Portability. On another related note, learned simulators would have many fewer dependencies. We just need to save the weights and model definition, and then we can load them anywhere that supports the floating point operation primitives. We can deploy them in browser for interactivity, for example, or on any hardware that supports those ops.
Sim2real Engine. A learned simulator may enable a Sim2Real Engine, where we iteratively bootstrap a system by: training models inside of the simulator, using those models to collect data in the real world, and using that data to train and improve the simulator. Rinse, repeat.
Science and engineering applications. A learned simulator may be useful to answer scientific questions and to use in an engineering design process. It could offer a more repeatable and examinable model of the real world. We could study the dynamics of systems more easily. We could plug in information like technical drawings and descriptions of new parts and observe how systems behave (similar to how simulators are used now, but in an easier automatic way).
Conclusion
The big question, then, is how are we going to build this?

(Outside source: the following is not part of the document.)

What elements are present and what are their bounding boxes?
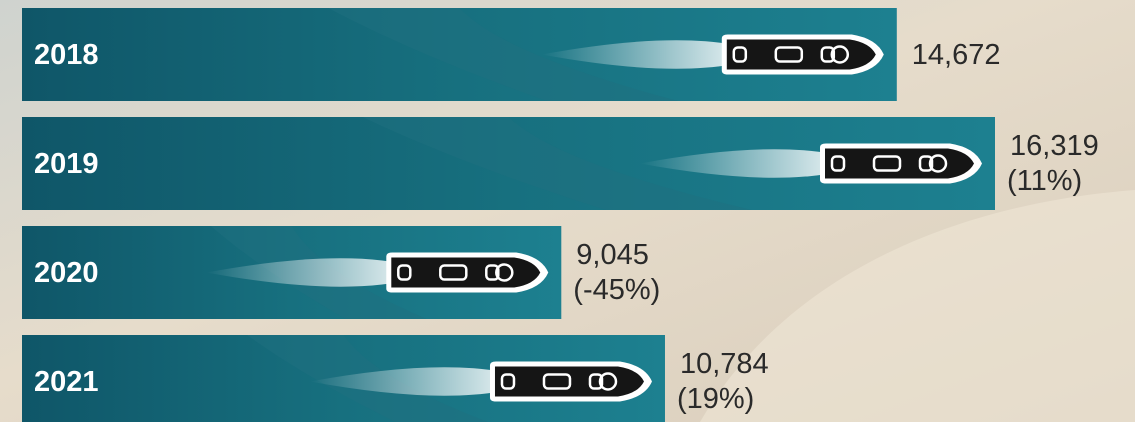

My brief answer for now is: gradually. I don’t think we currently have the technology (compute and otherwise) to build and run a fully learned simulator in a way that is economically sustainable. In the meantime, it seems like a good strategy to pick the low-hanging fruit where we can learn components of the simulator and incorporate them in the loop for greater accuracy. Jemin et al.’s work on the Anymal is probably my favorite example in this space right now.